3. Look past AI marketing language and ask what the features actually do
Does the platform offer predictive churn scoring? Intelligent send-time optimization? Content recommendations based on individual behavior? Automated variant selection within journeys? And critically—are these capabilities built into the core platform and available to all users, or gated behind expensive add-ons? The most effective AI in a CEP automates decisions marketers were already making manually, at a speed and scale that manual work can't match.
4. Interrogate the data architecture
The infrastructure underneath a platform determines everything above it. A platform built on stream processing—where data is ingested and acted on continuously—behaves fundamentally differently from one that batches data overnight. Ask vendors directly: how quickly do customer profiles update after an action is taken? How is segmentation built—against a live data stream or a periodic query? Can the platform trigger a message within seconds of a behavioral event? The answers reveal whether a platform can genuinely respond to customer behavior in the moment, or whether it approximates it after the fact.
5. Evaluate for where you're heading, not just where you are today
Ask what happens to performance and cost as your user base grows, as you add channels, and as your journey complexity increases. Request specifics on how the platform handles peak load—a promotional send to millions of users, for example. Pricing models are important here too: platforms that charge per database size or per seat can become significantly more expensive as you grow, in ways that aren't always obvious at contract stage.
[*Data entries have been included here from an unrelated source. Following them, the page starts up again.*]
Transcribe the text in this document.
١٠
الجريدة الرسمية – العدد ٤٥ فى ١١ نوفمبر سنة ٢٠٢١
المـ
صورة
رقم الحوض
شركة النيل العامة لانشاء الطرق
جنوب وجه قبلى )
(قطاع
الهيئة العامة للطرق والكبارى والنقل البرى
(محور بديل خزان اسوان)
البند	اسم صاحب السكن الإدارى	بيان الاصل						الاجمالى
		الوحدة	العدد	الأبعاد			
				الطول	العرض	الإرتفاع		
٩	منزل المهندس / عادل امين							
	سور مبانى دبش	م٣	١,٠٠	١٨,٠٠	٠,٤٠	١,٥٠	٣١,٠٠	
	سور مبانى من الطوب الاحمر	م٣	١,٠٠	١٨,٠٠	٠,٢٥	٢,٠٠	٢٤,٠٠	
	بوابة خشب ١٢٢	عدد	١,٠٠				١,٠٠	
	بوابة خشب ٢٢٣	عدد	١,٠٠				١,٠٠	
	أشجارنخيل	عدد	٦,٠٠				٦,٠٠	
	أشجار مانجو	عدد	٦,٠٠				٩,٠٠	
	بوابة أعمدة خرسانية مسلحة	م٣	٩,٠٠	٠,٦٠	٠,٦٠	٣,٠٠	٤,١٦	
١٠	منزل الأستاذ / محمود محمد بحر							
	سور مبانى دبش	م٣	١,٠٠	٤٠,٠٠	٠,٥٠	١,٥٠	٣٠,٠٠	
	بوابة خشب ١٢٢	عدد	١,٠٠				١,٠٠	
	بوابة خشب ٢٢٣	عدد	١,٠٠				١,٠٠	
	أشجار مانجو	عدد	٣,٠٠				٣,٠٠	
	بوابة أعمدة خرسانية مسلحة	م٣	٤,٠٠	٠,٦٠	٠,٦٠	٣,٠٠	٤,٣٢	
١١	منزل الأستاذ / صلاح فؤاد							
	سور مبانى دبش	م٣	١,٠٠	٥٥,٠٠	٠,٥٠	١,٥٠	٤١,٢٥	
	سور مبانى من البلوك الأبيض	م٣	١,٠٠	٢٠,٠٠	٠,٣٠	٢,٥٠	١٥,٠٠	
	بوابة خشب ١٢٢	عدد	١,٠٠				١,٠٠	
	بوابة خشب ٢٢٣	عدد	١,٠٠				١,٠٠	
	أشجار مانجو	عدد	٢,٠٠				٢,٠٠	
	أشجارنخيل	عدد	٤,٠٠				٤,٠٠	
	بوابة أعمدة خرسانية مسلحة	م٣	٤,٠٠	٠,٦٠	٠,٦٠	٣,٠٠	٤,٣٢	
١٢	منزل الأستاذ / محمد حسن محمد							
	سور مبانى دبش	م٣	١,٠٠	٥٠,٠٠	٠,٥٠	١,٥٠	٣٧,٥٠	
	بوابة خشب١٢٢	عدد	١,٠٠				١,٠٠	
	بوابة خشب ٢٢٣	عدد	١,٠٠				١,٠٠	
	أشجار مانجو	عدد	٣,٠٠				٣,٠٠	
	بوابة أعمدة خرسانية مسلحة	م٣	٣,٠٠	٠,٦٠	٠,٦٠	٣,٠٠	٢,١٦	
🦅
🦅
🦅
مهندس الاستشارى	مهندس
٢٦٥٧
6. Test with real data, not vendor demos
Request a proof-of-concept using your own journeys and customer data. Score each platform against the same criteria, weighted by business priority, so comparisons stay objective. Ask for customer references comparable to your business in size, industry, and use case—and calculate total cost of ownership across implementation, onboarding, training, and support, not just the license cost.
The vendor that performs best on a features checklist may not be the one that delivers the most value twelve months after go-live.
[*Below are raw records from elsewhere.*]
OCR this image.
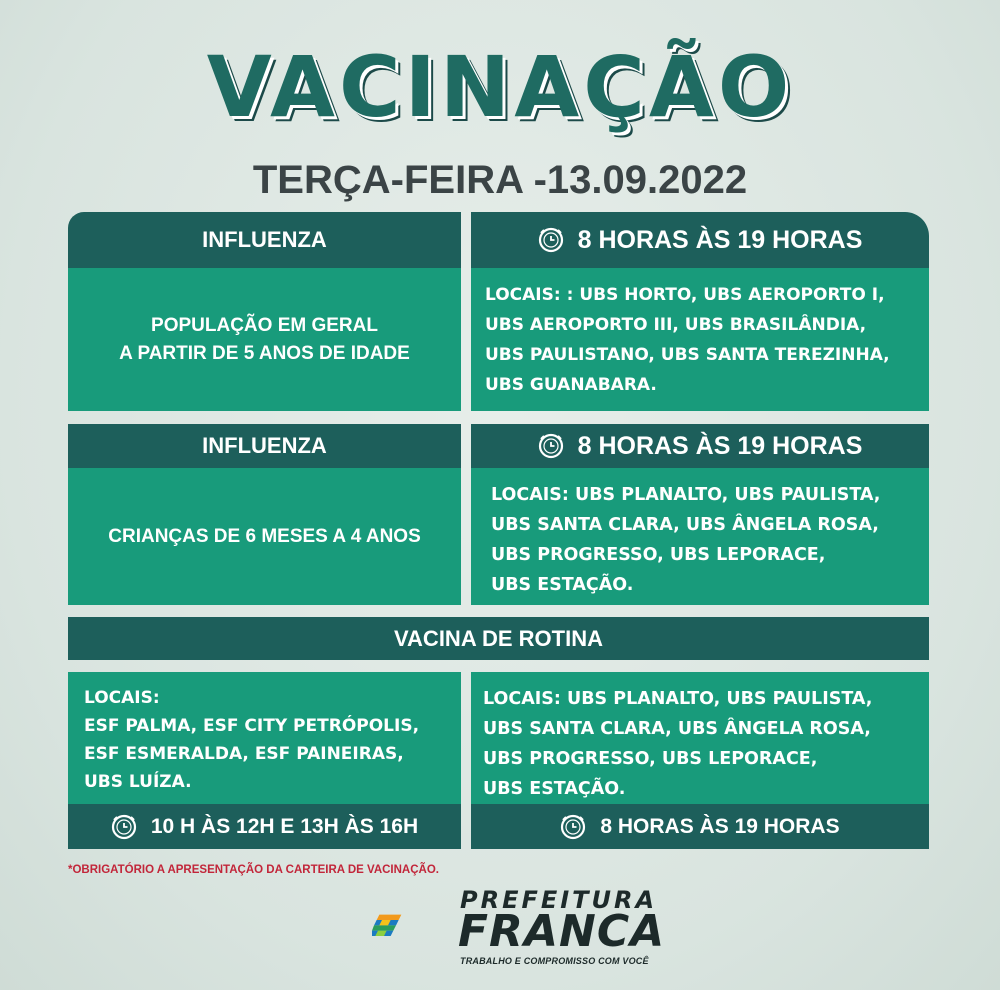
VACINAÇÃO
TERÇA-FEIRA -13.09.2022
INFLUENZA
POPULAÇÃO EM GERAL
A PARTIR DE 5 ANOS DE IDADE
8 HORAS ÀS 19 HORAS
LOCAIS: : UBS HORTO, UBS AEROPORTO I,
UBS AEROPORTO III, UBS BRASILÂNDIA,
UBS PAULISTANO, UBS SANTA TEREZINHA,
UBS GUANABARA.
INFLUENZA
CRIANÇAS DE 6 MESES A 4 ANOS
8 HORAS ÀS 19 HORAS
LOCAIS: UBS PLANALTO, UBS PAULISTA,
UBS SANTA CLARA, UBS ÂNGELA ROSA,
UBS PROGRESSO, UBS LEPORACE,
UBS ESTAÇÃO.
VACINA DE ROTINA
LOCAIS:
ESF PALMA, ESF CITY PETRÓPOLIS,
ESF ESMERALDA, ESF PAINEIRAS,
UBS LUÍZA.
10 H ÀS 12H E 13H ÀS 16H
LOCAIS: UBS PLANALTO, UBS PAULISTA,
UBS SANTA CLARA, UBS ÂNGELA ROSA,
UBS PROGRESSO, UBS LEPORACE,
UBS ESTAÇÃO.
8 HORAS ÀS 19 HORAS
*OBRIGATÓRIO A APRESENTAÇÃO DA CARTEIRA DE VACINAÇÃO.
PREFEITURA
FRANCA
TRABALHO E COMPROMISSO COM VOCÊ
Customer engagement platform FAQs
What is a customer engagement platform?
A customer engagement platform is software that supports real-time, cross-channel customer engagement, helping teams deliver personalized, coordinated experiences across email, mobile, SMS, web, and more from a single interface. It connects customer data to orchestrated messaging and journeys across the full customer lifecycle.
How do companies choose a customer engagement platform?
Companies choose a customer engagement platform by evaluating integration capabilities, data architecture, AI features, and scalability against their specific needs. A structured process—including proof-of-concept testing with real data, total cost of ownership analysis, and comparable customer references—helps teams find the platform that fits how they actually work.
What features should a customer engagement platform include?
A customer engagement platform should include real-time data processing, live customer profiles, cross-channel journey orchestration, AI-driven personalization, multivariate testing, automation workflows, reporting and analytics, and native integrations with the broader marketing and data stack. These capabilities should work together from a single interface, not function as disconnected modules.
What is the difference between a CRM and a customer engagement platform?
A CRM manages customer records and relationship workflows, typically tied to sales and service operations. A customer engagement platform is built for orchestration—connecting real-time behavioral data to coordinated messaging across channels. Both can coexist in the same stack, but they serve fundamentally different functions.